The show was well-received, with critics noting the artist’s growth. According to J. M de Sampaio Neto of Cidade de Santos journal, the song "Quero" was a highlight, showcasing Ray’s maturity with its strong, modern rhythm. Sampaio noted that even when singing three Menudo tracks ("Quiero ser" from Quiero Ser (1981), "Si tú no estás" from A Todo Rock (1983), and "Persecución" from Evolución (1984)), his performance bore little resemblance to the innocent boy from that era. The tour included shows scheduled through 1987.

In Brazil, the singer appeared on various TV shows. On SBT, he performed on Viva a Noite, singing "Só Um Dia e Nada Mais" and "Com a Cabeça no Ar." At the time, he had been living in Brazil for four months, rehearsing with his band and recording Minha Música, as he told host Gugu Liberato. On Show de Calouros, he sang "Com a Cabeça no Ar" and answered questions from the judges. On Show Maravilha, he performed "Eu Fiquei Sem Jeito" and was interviewed by host Mara Maravilha. On TV Gazeta, he appeared on Brincando na Paulista, singing "Alegria de Sonhar" and "A Primeira Vez," and was interviewed by clowns Atchim & Espirro. On Band, he participated in Batalha 85, performing "Com a Cabeça no Ar" and "Só um Dia e Nada Mais," and was interviewed by Serginho Caffe on Super Special.

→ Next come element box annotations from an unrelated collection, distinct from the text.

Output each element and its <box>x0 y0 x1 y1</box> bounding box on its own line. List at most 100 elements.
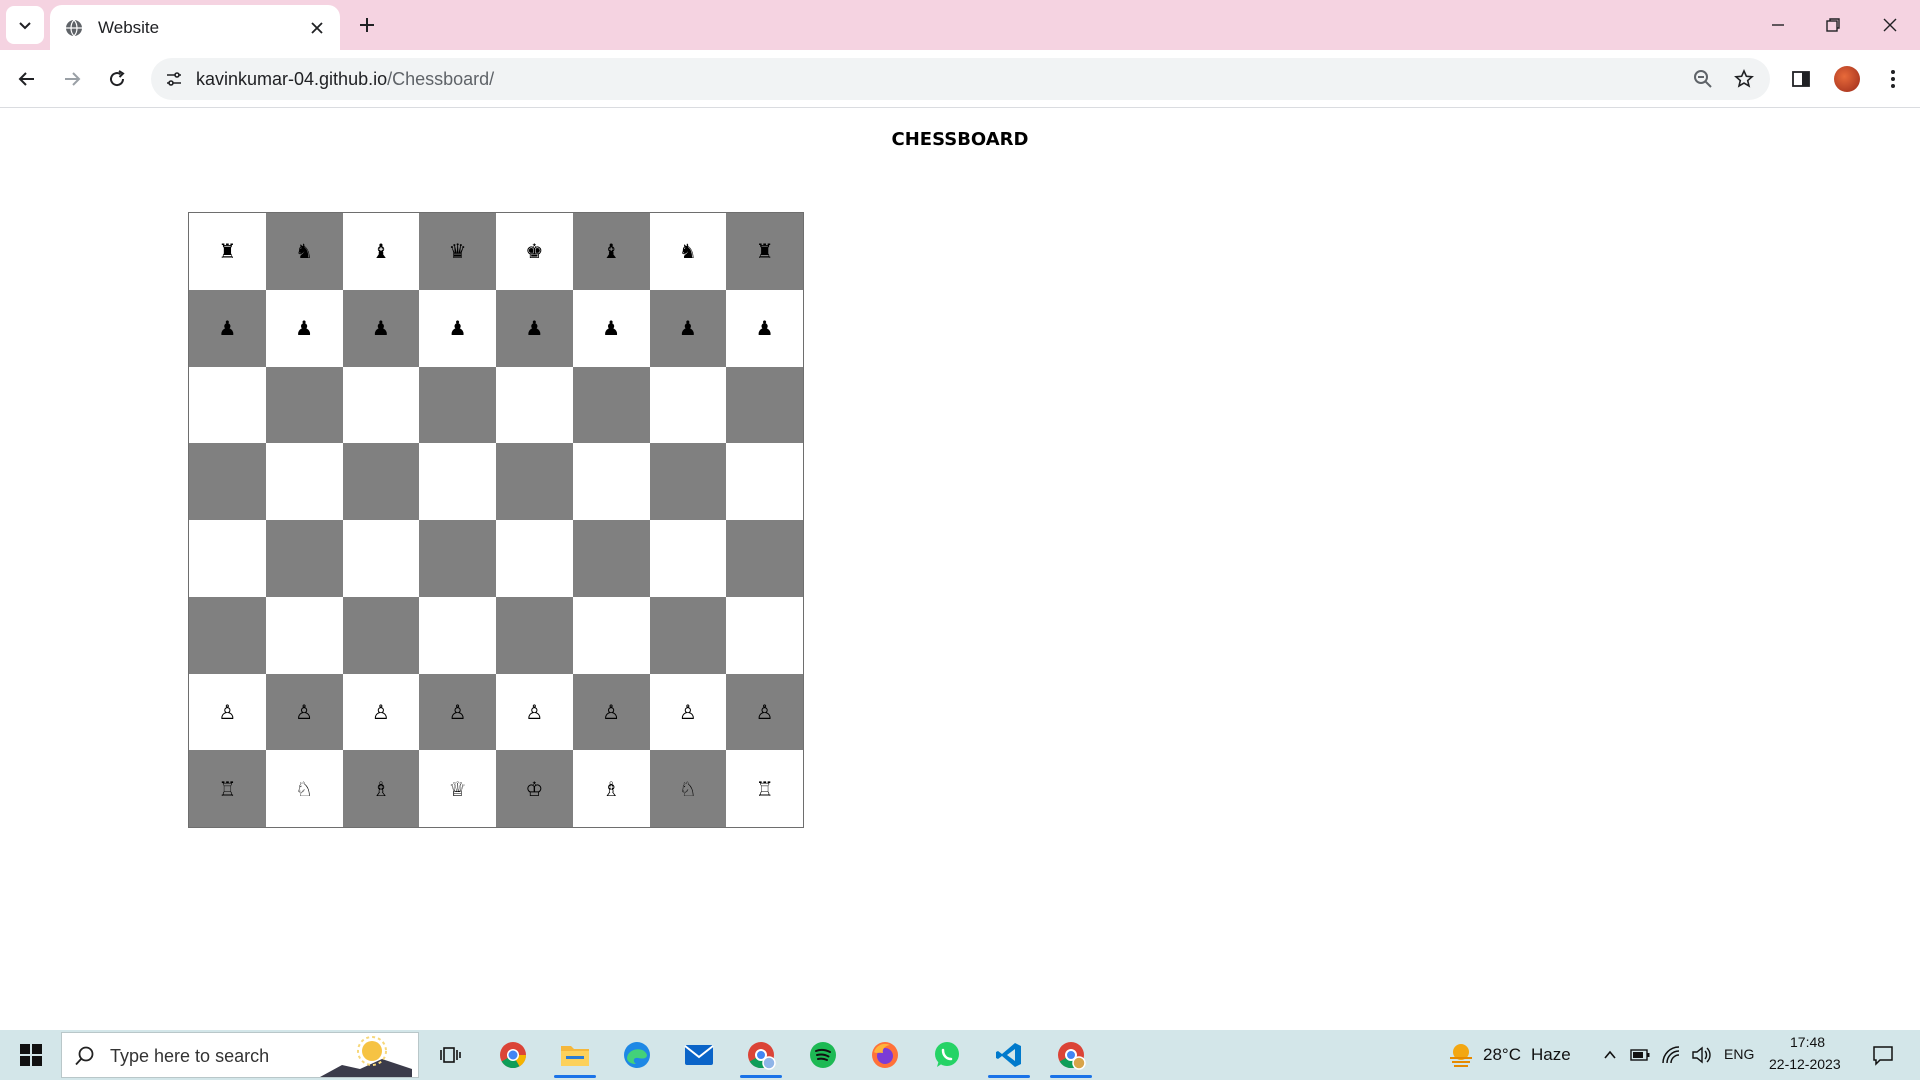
board-square[interactable] <box>726 520 803 597</box>
board-square[interactable]: ♗ <box>342 750 420 827</box>
back-button[interactable] <box>10 62 44 96</box>
board-square[interactable] <box>265 520 343 597</box>
board-square[interactable]: ♟ <box>572 289 650 367</box>
taskbar-app-chrome-active[interactable] <box>1044 1032 1098 1078</box>
board-square[interactable]: ♙ <box>419 673 496 751</box>
board-square[interactable]: ♟ <box>726 289 803 367</box>
board-square[interactable] <box>496 520 573 597</box>
start-button[interactable] <box>8 1035 54 1075</box>
tab-close-button[interactable] <box>306 17 328 39</box>
board-square[interactable]: ♙ <box>496 673 573 751</box>
tab-search-button[interactable] <box>6 6 44 44</box>
board-square[interactable]: ♙ <box>726 673 803 751</box>
address-bar[interactable]: kavinkumar-04.github.io/Chessboard/ <box>151 58 1770 100</box>
board-square[interactable] <box>265 443 343 520</box>
board-square[interactable] <box>649 596 727 674</box>
board-square[interactable]: ♗ <box>572 750 650 827</box>
board-square[interactable] <box>419 596 496 674</box>
taskbar-app-edge[interactable] <box>610 1032 664 1078</box>
board-square[interactable] <box>419 366 496 444</box>
taskbar-search-box[interactable]: Type here to search <box>61 1032 419 1078</box>
minimize-button[interactable] <box>1758 8 1798 42</box>
side-panel-button[interactable] <box>1784 62 1818 96</box>
notifications-button[interactable] <box>1871 1043 1895 1067</box>
board-square[interactable]: ♟ <box>265 289 343 367</box>
board-square[interactable] <box>342 443 420 520</box>
close-window-button[interactable] <box>1870 8 1910 42</box>
board-square[interactable] <box>496 443 573 520</box>
menu-button[interactable] <box>1876 62 1910 96</box>
board-square[interactable] <box>572 596 650 674</box>
board-square[interactable]: ♘ <box>649 750 727 827</box>
board-square[interactable]: ♟ <box>649 289 727 367</box>
board-square[interactable] <box>496 366 573 444</box>
board-square[interactable] <box>649 520 727 597</box>
board-square[interactable] <box>189 366 266 444</box>
board-square[interactable]: ♖ <box>189 750 266 827</box>
battery-button[interactable] <box>1630 1045 1650 1065</box>
clock-date[interactable]: 22-12-2023 <box>1769 1056 1841 1072</box>
network-button[interactable] <box>1661 1045 1681 1065</box>
board-square[interactable]: ♞ <box>265 213 343 290</box>
bookmark-button[interactable] <box>1731 66 1757 92</box>
board-square[interactable]: ♜ <box>726 213 803 290</box>
board-square[interactable]: ♙ <box>342 673 420 751</box>
browser-tab[interactable]: Website <box>50 5 340 50</box>
board-square[interactable] <box>189 596 266 674</box>
board-square[interactable] <box>419 443 496 520</box>
board-square[interactable]: ♙ <box>189 673 266 751</box>
volume-button[interactable] <box>1691 1045 1711 1065</box>
board-square[interactable] <box>189 443 266 520</box>
board-square[interactable] <box>649 366 727 444</box>
board-square[interactable]: ♚ <box>496 213 573 290</box>
taskbar-app-chrome[interactable] <box>486 1032 540 1078</box>
board-square[interactable] <box>265 366 343 444</box>
new-tab-button[interactable] <box>352 10 382 40</box>
taskbar-app-chrome-profile[interactable] <box>734 1032 788 1078</box>
board-square[interactable] <box>419 520 496 597</box>
board-square[interactable]: ♟ <box>419 289 496 367</box>
taskbar-app-spotify[interactable] <box>796 1032 850 1078</box>
taskbar-app-file-explorer[interactable] <box>548 1032 602 1078</box>
board-square[interactable] <box>572 520 650 597</box>
board-square[interactable]: ♕ <box>419 750 496 827</box>
board-square[interactable]: ♙ <box>572 673 650 751</box>
board-square[interactable]: ♖ <box>726 750 803 827</box>
board-square[interactable] <box>342 520 420 597</box>
weather-desc[interactable]: Haze <box>1531 1045 1571 1065</box>
board-square[interactable]: ♙ <box>265 673 343 751</box>
board-square[interactable] <box>649 443 727 520</box>
language-indicator[interactable]: ENG <box>1724 1046 1754 1062</box>
taskbar-app-whatsapp[interactable] <box>920 1032 974 1078</box>
show-hidden-icons-button[interactable] <box>1600 1045 1620 1065</box>
board-square[interactable]: ♞ <box>649 213 727 290</box>
board-square[interactable]: ♟ <box>496 289 573 367</box>
task-view-button[interactable] <box>424 1032 478 1078</box>
board-square[interactable] <box>726 443 803 520</box>
board-square[interactable] <box>726 596 803 674</box>
weather-temp[interactable]: 28°C <box>1483 1045 1521 1065</box>
board-square[interactable]: ♟ <box>342 289 420 367</box>
clock-time[interactable]: 17:48 <box>1790 1034 1825 1050</box>
board-square[interactable]: ♜ <box>189 213 266 290</box>
board-square[interactable] <box>572 443 650 520</box>
board-square[interactable]: ♙ <box>649 673 727 751</box>
reload-button[interactable] <box>100 62 134 96</box>
board-square[interactable]: ♝ <box>342 213 420 290</box>
taskbar-app-mail[interactable] <box>672 1032 726 1078</box>
board-square[interactable] <box>265 596 343 674</box>
restore-button[interactable] <box>1813 8 1853 42</box>
board-square[interactable] <box>496 596 573 674</box>
board-square[interactable]: ♝ <box>572 213 650 290</box>
board-square[interactable]: ♟ <box>189 289 266 367</box>
site-info-button[interactable] <box>161 66 187 92</box>
board-square[interactable]: ♛ <box>419 213 496 290</box>
board-square[interactable]: ♘ <box>265 750 343 827</box>
profile-button[interactable] <box>1830 62 1864 96</box>
zoom-button[interactable] <box>1690 66 1716 92</box>
board-square[interactable] <box>342 366 420 444</box>
board-square[interactable]: ♔ <box>496 750 573 827</box>
board-square[interactable] <box>572 366 650 444</box>
board-square[interactable] <box>342 596 420 674</box>
taskbar-app-vscode[interactable] <box>982 1032 1036 1078</box>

When asked about the challenges of living in Brazil to promote his work, Ray admitted that being away from his family in Puerto Rico was difficult but said he was making the most of the experience. "Honestly, I’m not fully settled here yet. I’ve been going back to Puerto Rico a lot to visit my family and work on my second album. But I’m adapting and loving the experience of living in such a welcoming place," he said at the time.

==Critical reception==
Regarding music critics’ reviews, Edgar Augusto of Diário do Pará gave a negative assessment, stating that the album highlighted the singer’s shortcomings: "He sings poorly, doesn’t know how to choose keys that mask his flaws, and carries a repertoire even the Menudos would hesitate to claim." He also criticized the album’s technical aspects, saying the sound recording was subpar.

==Track listing==

| No. | Title | Writer(s) | Length |
|---|---|---|---|
| 1. | "Uma Noite no Hawaí" | Cezar Rossini, Gil Gerson | 3:18 |
| 2. | "Só um Dia e Nada Mais" | Cezar Rossini, Gil Gerson | 3:54 |
| 3. | "Fui Lembrar de Você" | André Christovam | 3:32 |
| 4. | "Tenerte cerca" | Ruco Gandia | 5:06 |
| 5. | "Quero" | Ruco Gandia, Ray | 4:32 |
| 6. | "Alegria de Sonhar" | Dom Beto, Brenda | 3:25 |
| 7. | "A Primeira Vez" | Dom Beto, Brenda | 4:25 |
| 8. | "Lua Cheia de Desejo" | Cezar Rossini, Paulo Flexa | 3:50 |
| 9. | "Eu Fiquei Sem Jeito" | Wilkins | 5:29 |
| 10. | "Com a Cabeça no Ar" | Luiz Cláudio, Tony | 4:08 |
| Total length: |  |  | 42:39 |

==Personnel==
Information adapted from the back cover of the 1986 LP Minha Música.

- Recorded at: Puerto Rico – Ochoa Recording Studio
- Producer: Rudo Gandia
- Arrangements: Rudo Gandia and Mario Tesoni Jr.
- Recording Engineer: Ronnie
- Photography & Direction: Beto Napole and Rogério Soares
- Artwork: Via Brasil Publicidade e Promoções Ltda.
- General Direction: Editora Musical Via Brasil Ltda.